I write the title and then the thought is gone

August 2, 2009

Leaping koi

I left this comment at Gingatao.  And I like it, so I’m posting it here too.  Gingatao is Paul Squires’s poetry blog. 

Pictures don’t have titles, but something like a false idea about composition sometimes does the mischief of a title and leads one astray.  And so, in every art there’s: try, try again.

In reading about hypnosis, I encountered the idea of “try” being a “fail” word.  And certainly it always has that connotation lurking inside it, like a trap door.  But “try” also holds great possibilities inside its basements, attics and closets.  I always try stuff in art.  I always counsel others to try.  The failing is itself sometimes very felicitous in leading one into new neighborhoods of thought. If some be blind alleys, well those can be beautiful too.  I’ve sauntered happily down the streets of many a pretty cul-de-sac.  Art always represents.  Sometimes we don’t know what.  And, I suppose, it’s always utopian given that there’s always a big fishyfish that gets a way.
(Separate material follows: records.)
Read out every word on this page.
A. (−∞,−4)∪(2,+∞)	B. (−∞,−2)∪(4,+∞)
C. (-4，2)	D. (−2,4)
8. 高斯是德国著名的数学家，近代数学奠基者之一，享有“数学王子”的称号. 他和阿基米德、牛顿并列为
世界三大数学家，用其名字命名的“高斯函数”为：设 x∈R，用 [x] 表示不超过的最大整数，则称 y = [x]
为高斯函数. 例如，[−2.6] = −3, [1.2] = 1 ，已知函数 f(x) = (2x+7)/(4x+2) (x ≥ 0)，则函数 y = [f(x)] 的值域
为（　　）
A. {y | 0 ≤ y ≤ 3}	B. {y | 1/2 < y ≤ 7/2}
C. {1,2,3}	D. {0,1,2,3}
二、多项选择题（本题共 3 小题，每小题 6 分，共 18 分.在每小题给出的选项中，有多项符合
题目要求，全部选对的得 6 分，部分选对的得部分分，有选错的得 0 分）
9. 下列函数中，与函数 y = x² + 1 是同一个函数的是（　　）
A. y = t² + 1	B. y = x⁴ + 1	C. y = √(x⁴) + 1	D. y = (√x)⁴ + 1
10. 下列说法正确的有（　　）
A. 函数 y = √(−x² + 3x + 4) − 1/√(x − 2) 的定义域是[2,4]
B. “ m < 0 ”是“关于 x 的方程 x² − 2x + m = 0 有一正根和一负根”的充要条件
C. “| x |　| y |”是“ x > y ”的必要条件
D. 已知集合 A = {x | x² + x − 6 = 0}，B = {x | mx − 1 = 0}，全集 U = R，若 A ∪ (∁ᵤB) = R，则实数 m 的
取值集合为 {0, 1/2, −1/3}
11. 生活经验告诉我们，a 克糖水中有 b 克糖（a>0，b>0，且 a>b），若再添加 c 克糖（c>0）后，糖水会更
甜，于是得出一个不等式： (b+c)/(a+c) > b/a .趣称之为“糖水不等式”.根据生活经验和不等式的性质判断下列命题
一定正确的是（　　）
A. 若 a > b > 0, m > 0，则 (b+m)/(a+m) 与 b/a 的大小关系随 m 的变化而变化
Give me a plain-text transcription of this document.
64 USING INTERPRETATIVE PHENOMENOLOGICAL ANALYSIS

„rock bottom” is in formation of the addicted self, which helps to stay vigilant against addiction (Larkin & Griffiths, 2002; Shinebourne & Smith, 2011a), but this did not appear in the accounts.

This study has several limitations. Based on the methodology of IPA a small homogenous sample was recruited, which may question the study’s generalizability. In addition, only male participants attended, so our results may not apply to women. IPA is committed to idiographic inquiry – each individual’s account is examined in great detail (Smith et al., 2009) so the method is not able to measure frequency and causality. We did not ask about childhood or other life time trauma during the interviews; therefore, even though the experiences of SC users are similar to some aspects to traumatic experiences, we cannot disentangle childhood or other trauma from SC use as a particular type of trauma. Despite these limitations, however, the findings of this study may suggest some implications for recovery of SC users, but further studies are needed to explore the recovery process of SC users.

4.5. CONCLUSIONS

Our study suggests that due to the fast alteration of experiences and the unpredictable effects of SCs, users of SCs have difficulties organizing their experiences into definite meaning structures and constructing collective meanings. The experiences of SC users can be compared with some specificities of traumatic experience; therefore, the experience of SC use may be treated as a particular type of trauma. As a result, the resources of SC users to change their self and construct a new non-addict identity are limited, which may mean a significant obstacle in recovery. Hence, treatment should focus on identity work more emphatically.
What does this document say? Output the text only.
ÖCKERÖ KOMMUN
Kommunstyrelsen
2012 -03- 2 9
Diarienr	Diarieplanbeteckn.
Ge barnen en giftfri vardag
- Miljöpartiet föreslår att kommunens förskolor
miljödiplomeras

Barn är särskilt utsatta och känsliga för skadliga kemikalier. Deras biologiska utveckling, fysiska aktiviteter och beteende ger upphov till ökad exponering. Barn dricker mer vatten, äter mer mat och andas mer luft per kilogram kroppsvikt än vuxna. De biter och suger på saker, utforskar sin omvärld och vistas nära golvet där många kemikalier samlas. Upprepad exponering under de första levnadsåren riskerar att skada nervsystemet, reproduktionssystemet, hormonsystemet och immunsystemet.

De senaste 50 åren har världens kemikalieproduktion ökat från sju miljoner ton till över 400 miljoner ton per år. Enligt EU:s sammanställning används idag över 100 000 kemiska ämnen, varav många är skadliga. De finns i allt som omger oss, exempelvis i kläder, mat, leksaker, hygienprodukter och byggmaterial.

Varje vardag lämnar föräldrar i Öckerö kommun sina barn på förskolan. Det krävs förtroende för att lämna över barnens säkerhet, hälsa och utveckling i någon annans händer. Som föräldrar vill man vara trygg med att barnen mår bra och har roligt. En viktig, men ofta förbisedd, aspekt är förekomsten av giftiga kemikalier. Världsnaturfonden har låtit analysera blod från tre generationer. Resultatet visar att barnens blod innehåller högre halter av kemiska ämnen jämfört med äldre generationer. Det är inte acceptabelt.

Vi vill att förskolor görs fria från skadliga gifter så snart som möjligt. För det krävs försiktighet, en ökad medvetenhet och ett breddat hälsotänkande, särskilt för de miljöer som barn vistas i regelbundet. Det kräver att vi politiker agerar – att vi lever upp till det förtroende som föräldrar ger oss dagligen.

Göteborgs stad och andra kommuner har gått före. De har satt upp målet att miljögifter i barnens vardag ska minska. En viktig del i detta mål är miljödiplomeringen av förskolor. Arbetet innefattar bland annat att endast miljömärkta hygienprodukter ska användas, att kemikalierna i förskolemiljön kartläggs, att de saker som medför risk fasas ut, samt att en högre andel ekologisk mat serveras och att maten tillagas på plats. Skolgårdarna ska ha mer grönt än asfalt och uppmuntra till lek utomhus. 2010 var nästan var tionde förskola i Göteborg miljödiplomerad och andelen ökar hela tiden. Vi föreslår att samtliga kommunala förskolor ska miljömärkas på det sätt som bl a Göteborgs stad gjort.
“Fishyfish” is, as Gingatao readers know,  a lovely Paulogism.

3 Responses to “I write the title and then the thought is gone”

  1. wrjones Says:

    I like the comment and the drawing.

  2. Paul Says:

    Me too. I like the comment a lot. And the drawing is wonderful, as always.


  3. Thank you Bill and Paul. (Paul, I like that poem! And your words “I write the title and then the thought is gone” just amaze me. It holds so much.)